Pharmaceutical Technology
Volume 35, Issue 2, pp. 52-56


(CRISTINA PEDRAZZINI/GETTY IMAGES)
How robust is the pipeline of the pharmaceutical majors? That is the crucial question not only for the pharmaceutical majors but also for emerging pharmaceuticals that rely on licensing or product acquisition by the large pharmaceutical companies to fund their development efforts.

The numbers

The well-chronicled problem of a lack of strong recent product innovation, combined with greater incursion of generic drugs, paints a pessimistic outlook for prescription-drug sales by the pharmaceutical majors. A recent analysis by the market-research firm Datamonitor estimates that growth will slow to 1.3% to 2015 for the branded prescription pharmaceutical industry's leading companies. In contrast, between 2003 and 2009, these same companies had sales growth at a compound annual growth rate (CAGR) of 7.1%. Sharp declines in branded sales following the loss of patent exclusivity will drive the decline in growth.


Patricia Van Arnum
"The difficulty in developing new products, particularly those that can generate sufficient sales to compensate for blockbuster expiries, has compounded this problem," said Simon King, pharmaceutical company analyst at the market research firm Datamonitor, in a Jan. 20, 2011, press release. "This has driven a steady shift away from blockbuster-centric growth strategies toward diversification into other areas of the market." Datamonitor predicts that those companies insulated from generic competition or those able to offset generic-drug incursion from revenue growth sourced from a high biologics focus or the targeting of niche indications and areas of high unmet need will be the best performers."

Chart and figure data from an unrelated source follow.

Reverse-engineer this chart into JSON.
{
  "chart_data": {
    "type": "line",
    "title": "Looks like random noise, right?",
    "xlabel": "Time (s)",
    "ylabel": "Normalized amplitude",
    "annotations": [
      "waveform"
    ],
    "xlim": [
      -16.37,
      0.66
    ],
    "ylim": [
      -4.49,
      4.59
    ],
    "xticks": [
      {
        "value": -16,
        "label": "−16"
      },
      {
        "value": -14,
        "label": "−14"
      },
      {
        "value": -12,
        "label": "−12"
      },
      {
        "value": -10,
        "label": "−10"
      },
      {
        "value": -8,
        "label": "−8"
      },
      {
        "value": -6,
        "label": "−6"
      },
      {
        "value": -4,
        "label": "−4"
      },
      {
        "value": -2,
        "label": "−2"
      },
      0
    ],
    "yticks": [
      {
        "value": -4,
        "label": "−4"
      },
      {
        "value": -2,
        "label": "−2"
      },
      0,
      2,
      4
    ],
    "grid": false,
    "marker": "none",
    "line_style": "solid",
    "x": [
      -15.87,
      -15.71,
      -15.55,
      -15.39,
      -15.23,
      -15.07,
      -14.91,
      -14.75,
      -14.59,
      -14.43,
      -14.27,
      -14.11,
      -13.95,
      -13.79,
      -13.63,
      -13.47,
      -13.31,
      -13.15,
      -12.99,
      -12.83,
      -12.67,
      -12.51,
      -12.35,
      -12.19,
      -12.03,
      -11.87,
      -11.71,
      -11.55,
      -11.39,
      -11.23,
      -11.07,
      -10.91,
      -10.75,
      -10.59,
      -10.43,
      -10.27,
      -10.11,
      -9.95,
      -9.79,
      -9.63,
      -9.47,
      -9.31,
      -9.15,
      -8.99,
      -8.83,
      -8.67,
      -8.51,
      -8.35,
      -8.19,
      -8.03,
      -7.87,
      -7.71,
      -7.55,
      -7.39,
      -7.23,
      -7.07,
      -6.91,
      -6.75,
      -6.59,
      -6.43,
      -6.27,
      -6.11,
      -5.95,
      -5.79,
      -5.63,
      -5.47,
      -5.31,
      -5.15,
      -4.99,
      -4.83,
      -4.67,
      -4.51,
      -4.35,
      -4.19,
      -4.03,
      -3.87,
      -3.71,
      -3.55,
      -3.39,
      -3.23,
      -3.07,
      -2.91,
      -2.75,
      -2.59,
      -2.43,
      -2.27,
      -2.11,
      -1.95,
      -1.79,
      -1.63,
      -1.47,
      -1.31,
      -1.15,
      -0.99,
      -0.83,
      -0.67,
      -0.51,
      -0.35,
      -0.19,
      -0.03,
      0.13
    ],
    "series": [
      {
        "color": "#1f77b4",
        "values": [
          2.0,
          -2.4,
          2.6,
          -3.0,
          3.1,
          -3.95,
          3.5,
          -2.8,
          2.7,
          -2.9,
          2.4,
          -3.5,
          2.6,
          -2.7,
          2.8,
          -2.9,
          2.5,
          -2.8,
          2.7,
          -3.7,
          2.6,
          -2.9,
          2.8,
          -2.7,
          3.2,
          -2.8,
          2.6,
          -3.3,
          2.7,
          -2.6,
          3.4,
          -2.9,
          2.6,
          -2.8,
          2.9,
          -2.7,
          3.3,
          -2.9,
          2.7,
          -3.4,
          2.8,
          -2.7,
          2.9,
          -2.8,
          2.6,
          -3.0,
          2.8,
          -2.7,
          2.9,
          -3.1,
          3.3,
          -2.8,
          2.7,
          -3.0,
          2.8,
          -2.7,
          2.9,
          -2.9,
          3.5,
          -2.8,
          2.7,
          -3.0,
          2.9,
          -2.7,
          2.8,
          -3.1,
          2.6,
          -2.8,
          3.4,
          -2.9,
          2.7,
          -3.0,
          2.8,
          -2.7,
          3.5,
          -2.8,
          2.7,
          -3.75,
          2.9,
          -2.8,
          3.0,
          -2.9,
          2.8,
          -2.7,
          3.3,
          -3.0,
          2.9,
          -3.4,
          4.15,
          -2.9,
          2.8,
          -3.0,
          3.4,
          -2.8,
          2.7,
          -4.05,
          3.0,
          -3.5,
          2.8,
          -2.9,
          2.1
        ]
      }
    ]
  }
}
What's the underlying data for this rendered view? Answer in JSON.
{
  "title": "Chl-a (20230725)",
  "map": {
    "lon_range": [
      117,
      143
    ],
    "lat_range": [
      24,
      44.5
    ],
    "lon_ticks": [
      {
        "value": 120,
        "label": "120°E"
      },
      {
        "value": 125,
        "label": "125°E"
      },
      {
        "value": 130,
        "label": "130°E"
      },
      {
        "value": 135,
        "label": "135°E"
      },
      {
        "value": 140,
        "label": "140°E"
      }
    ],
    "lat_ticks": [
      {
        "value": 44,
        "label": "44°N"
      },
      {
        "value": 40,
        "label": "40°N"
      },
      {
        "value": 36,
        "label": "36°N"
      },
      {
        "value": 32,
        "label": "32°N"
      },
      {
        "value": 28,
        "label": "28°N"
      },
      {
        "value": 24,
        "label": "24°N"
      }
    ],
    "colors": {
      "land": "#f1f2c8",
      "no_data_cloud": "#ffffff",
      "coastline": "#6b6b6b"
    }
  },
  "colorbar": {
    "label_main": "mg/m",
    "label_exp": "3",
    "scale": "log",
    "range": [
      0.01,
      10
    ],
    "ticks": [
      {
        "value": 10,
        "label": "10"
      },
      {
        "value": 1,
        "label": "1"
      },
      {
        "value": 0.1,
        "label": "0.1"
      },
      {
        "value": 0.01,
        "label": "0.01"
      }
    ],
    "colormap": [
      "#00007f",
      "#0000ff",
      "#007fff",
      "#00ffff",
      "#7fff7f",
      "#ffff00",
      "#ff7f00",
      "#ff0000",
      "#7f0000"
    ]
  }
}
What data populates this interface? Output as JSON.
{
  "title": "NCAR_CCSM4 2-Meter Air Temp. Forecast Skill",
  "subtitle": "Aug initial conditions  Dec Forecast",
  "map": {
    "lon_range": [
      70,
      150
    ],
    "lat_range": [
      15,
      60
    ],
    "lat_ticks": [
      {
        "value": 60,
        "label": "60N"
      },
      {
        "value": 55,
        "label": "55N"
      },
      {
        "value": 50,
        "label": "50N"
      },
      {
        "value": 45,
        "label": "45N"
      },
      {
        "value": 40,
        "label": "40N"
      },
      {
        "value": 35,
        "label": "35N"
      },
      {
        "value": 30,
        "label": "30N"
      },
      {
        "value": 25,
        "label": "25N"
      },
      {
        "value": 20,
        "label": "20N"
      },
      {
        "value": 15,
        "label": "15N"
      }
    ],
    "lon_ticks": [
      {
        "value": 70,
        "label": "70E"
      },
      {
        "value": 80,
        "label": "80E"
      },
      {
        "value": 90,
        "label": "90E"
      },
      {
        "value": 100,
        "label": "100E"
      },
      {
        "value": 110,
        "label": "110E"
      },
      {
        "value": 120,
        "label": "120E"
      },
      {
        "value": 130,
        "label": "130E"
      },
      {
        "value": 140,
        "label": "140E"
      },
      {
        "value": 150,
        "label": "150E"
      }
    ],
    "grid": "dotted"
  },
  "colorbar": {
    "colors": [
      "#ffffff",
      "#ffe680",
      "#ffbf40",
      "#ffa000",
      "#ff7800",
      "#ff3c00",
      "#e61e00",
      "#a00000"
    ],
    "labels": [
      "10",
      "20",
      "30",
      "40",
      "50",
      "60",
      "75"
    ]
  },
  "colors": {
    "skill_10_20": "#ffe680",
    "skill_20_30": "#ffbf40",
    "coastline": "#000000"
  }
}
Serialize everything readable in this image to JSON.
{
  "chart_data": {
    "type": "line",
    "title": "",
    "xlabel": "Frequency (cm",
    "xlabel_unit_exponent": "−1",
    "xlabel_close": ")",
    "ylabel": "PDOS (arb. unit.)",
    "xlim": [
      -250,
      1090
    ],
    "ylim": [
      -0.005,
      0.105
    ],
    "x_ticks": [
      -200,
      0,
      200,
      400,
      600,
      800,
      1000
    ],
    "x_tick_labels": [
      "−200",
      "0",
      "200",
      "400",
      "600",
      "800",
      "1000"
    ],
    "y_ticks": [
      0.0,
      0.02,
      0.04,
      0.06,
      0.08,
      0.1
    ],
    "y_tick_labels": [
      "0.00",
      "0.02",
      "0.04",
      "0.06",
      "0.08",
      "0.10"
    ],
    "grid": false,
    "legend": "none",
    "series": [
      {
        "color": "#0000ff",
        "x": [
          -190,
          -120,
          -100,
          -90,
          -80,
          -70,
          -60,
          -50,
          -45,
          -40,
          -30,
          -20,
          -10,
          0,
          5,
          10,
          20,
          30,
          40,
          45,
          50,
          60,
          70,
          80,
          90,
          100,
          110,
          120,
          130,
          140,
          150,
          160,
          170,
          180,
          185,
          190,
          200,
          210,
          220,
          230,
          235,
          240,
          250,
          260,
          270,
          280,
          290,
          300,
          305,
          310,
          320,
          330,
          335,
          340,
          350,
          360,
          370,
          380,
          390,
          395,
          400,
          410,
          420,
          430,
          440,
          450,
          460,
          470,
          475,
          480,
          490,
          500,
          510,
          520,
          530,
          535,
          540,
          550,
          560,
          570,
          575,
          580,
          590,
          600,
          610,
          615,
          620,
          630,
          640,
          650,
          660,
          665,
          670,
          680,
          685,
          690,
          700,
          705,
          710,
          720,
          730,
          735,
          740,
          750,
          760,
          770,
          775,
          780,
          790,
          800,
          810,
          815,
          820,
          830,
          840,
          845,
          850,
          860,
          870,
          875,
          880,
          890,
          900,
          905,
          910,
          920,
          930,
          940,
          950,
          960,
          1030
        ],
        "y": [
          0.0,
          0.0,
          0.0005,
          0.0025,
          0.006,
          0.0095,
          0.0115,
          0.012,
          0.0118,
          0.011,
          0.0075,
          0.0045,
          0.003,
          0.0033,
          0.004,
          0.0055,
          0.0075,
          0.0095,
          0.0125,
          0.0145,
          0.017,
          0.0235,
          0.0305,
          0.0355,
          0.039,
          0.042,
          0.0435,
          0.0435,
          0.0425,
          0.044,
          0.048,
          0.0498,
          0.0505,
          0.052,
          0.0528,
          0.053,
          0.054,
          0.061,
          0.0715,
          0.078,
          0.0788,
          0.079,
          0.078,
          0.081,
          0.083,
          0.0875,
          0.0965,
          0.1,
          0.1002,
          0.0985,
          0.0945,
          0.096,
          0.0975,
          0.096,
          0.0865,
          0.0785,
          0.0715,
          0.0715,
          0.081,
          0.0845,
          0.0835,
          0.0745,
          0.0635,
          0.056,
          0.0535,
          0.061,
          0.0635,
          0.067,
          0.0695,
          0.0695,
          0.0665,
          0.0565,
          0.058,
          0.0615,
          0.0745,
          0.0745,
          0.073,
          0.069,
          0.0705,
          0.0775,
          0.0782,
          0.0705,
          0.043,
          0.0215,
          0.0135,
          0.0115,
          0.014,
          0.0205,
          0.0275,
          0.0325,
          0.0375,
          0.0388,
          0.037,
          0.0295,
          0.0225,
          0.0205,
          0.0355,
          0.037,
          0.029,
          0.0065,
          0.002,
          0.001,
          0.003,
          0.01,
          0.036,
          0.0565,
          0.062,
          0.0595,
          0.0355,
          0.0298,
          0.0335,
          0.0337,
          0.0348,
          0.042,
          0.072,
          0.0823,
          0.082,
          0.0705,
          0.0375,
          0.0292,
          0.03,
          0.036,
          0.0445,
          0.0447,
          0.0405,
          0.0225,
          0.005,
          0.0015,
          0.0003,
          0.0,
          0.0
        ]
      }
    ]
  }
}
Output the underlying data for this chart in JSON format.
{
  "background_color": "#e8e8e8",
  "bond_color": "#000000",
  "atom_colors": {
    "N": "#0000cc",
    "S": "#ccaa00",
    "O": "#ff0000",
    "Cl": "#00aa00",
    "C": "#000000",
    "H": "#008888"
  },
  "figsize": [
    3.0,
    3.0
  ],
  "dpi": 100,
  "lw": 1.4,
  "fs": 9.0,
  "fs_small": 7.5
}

Datamonitor projects that Bayer, Novartis, Roche, and GlaxoSmithKline will be the only Big Pharma companies generating above average growth through the period to 2015. Of 43 branded companies examined in detail by Datamonitor, 11 are expected to report negative sales CAGR during the period to 2015. Of those expected to deliver positive sales CAGR, only six will exceed the 7.1% average shown between 2003 and 2009.